Indigenous, racialized, and queer people have experienced the menace of extermination and have been able to resist it, and as a result, these groups share a knowledge that is increasingly important if humanity expects to survive in the face of climate disaster. As The Red Nation says in the introduction to the book The Red Deal: Indigenous Action to Save Our Earth (Common Notions 2021), “[t]he path forward is simple: it’s decolonization or extinction.” Under this disjunctive, The Red Nation proposes a series of actions to resume with one primary objective: to restore our relationship to land, which begins with giving it back to the people who have known how to live in a balanced way.
The Red Deal is a manifesto. It is not only a theoretical reflection on the planet, but a recognition of a pressing exigency for acting if we want to secure a space to live. The book is organized into different sections and focuses on three main parts: “Divest: End the Occupation,” “Heal Our Bodies: Reinvest in Our Common Humanity,” and “Heal Our Planet: Reinvest in Our Common Future.” First, for The Red Nation, it is essential to remember that colonization is not a “thing of the past. It is what shapes our present.” As long as colonization is the system in which states relate to land, it will be impossible to stop the track to human extinction; that is why it is necessary to return the land to indigenous peoples because they can help us to restore the balance that capitalism disturbed.
Besides having access to land, bodies must be healed through the acknowledgment of the importance of learning from the natural world.
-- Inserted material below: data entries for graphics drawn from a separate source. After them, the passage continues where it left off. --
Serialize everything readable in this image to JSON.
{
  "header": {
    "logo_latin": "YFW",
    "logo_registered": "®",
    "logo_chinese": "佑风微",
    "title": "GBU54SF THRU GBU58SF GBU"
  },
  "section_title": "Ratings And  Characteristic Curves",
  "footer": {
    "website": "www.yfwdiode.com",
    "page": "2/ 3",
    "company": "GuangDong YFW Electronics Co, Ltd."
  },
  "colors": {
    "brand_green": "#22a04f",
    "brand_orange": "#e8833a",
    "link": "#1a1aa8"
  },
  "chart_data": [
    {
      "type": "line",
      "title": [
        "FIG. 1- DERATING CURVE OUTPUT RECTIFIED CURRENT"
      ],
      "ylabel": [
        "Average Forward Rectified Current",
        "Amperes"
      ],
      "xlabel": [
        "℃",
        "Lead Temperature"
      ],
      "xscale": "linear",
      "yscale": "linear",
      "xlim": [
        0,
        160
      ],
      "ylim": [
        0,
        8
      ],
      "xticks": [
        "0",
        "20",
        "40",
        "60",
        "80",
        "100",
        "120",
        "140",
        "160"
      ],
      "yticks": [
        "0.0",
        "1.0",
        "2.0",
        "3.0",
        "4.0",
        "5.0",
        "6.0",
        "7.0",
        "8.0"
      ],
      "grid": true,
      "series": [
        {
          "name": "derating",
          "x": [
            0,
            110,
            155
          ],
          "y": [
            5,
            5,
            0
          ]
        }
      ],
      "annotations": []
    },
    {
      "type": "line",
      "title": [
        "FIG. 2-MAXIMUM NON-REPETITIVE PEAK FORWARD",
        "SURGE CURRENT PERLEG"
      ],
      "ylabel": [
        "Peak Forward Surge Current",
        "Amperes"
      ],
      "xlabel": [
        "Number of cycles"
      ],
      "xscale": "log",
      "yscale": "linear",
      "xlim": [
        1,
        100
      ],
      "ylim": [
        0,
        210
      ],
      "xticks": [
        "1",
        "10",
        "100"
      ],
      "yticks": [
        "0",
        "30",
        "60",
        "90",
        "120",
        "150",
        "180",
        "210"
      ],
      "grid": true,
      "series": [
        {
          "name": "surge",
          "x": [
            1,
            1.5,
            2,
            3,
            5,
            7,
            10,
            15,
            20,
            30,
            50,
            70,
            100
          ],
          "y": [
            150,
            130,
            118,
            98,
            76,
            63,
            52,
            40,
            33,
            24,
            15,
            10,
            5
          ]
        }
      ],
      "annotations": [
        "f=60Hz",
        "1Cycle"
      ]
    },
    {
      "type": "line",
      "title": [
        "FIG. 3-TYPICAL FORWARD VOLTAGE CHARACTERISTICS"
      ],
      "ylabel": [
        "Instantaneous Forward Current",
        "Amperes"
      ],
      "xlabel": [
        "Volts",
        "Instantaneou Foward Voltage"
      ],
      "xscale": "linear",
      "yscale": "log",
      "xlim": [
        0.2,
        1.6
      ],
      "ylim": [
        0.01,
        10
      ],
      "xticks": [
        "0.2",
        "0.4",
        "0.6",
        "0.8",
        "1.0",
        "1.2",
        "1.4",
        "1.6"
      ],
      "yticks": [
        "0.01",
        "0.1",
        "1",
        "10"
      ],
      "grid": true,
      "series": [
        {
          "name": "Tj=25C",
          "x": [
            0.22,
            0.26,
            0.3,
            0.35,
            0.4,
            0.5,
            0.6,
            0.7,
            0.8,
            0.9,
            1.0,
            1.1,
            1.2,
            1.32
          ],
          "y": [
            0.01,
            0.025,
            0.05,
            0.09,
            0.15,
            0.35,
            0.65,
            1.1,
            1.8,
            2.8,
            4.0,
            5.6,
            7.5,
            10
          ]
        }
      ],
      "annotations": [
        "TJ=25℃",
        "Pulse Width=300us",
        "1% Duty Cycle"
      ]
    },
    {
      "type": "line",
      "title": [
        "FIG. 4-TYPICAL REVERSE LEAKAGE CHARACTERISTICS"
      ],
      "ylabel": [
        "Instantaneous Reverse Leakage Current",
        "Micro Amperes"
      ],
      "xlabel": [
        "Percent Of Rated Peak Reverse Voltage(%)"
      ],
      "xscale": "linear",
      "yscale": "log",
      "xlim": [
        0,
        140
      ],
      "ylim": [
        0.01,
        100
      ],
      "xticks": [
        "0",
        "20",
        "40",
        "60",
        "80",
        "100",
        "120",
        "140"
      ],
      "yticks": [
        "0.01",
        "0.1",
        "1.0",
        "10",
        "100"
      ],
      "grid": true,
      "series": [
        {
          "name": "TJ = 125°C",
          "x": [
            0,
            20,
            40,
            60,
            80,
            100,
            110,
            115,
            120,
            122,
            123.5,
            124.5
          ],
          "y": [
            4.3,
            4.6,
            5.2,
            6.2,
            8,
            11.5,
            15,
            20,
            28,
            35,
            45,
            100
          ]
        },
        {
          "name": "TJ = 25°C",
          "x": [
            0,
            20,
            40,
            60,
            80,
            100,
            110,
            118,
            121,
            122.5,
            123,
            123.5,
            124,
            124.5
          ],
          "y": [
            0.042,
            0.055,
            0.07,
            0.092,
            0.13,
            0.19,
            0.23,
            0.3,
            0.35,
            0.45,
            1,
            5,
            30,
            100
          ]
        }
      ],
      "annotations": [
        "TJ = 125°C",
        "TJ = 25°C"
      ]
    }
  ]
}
Humans have been on Earth less time than all the other species, so we must learn how to live as a community from how animals, plants, and the natural world keep alive. Restoring the bond with our natural relatives would leads to the possibility of living well. To achieve that goal, we need to learn how to take care of our planet, and the knowledge for doing that is in the natural world itself, where it is possible to find the infrastructures that guarantee the subsistence of people, animals, plants, and land.
The Red Deal aims to motivate people to act if they want to stop extinction of life (mainly human life). It is not enough to change consumption habits; people must take actions that change the system that has created the current crisis.